Press three for the roomy, affordable Buick Skylark

Press four for Rice-A-Roni, the San Francisco treat

Press five for Turtle Wax

Press six for Dan

Press pound to repeat this menu."

Shaw, of all people, came in, and he made this awkward little speech about how he was going to miss me, but I just wasn't in the mood. Shaw, ever the Boomersomething, says that he never got into Lego when he was a kid. "Too 1950s for me. I liked Kenner's modular skyscraper kits. 'If it's from Kenner, it's fun... SQUAWK!'"

Shaw did point out that now that we're off Microsoft's e-mail system, we're going to get to invent new log addresses.

I think when people invent their Net log names, they reveal more about themselves than their given names ever reveal. I'm going to have to choose my new name carefully.

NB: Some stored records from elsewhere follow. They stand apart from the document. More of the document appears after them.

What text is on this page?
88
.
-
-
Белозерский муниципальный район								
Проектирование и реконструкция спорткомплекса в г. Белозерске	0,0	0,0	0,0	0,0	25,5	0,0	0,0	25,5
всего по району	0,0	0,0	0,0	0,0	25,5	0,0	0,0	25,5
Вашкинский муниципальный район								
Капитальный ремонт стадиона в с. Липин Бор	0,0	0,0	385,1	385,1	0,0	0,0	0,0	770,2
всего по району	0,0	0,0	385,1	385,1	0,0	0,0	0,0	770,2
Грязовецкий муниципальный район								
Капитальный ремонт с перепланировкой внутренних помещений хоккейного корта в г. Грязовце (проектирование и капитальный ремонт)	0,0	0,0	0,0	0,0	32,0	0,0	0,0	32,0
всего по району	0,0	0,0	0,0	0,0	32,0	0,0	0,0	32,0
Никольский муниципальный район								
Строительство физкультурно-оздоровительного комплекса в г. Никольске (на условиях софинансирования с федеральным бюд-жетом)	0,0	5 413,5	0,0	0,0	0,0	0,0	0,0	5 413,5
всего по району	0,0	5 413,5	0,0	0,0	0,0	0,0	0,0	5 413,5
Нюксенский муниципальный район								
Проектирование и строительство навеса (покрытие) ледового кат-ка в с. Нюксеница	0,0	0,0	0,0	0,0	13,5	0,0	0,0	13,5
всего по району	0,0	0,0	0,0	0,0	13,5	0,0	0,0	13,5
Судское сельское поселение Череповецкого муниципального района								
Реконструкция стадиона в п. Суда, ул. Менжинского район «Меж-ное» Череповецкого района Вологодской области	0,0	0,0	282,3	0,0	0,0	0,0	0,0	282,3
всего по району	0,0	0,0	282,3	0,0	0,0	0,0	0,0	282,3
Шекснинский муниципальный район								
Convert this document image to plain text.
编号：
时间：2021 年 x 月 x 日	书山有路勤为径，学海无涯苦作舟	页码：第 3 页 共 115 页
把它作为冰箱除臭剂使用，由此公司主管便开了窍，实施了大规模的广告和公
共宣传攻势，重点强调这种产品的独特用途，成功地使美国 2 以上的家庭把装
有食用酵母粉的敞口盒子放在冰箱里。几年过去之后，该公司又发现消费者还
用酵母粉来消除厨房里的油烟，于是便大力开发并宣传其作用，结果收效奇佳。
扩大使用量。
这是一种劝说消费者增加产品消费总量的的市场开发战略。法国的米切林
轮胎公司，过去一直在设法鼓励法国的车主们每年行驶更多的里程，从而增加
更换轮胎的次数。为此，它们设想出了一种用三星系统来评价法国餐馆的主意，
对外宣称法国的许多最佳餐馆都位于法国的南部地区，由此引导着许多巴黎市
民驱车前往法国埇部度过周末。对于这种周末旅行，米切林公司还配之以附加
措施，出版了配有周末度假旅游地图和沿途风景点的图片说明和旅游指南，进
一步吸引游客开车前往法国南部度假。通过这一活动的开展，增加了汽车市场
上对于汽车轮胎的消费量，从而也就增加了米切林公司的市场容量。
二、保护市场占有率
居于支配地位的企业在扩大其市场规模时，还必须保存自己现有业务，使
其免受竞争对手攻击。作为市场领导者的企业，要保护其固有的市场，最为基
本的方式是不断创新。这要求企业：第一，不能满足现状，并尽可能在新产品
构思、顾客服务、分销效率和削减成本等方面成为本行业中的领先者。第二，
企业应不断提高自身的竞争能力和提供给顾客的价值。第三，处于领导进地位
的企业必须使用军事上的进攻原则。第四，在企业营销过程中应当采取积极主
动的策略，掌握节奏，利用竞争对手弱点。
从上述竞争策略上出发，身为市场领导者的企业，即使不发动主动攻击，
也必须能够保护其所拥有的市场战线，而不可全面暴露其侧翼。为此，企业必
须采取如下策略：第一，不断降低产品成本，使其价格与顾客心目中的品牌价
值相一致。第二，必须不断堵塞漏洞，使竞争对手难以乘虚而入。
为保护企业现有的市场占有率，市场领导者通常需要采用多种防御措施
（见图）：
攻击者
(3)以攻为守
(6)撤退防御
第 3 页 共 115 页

I figure there must have been a time in the past, like the year 1147, when there was a frenzy of family-naming-Smith and Goodfellow and Green and stuff-not unlike the current self-naming frenzy spawned by the Net. Abe says that within 100 years, many people will have abandoned their pro-millennial names and opted for "Nettier" names. He says it'd be inspiring to see people use other letters of the keyboard in their names, like %, &, and 4J.

Susan asked me later how I ended up at Microsoft in the first place. I told her, "No big surprise: I was 22 ... it seemed like a studly thing at the time. Microsoft got what it wanted and I got what I wanted, so all's fair and no regrets."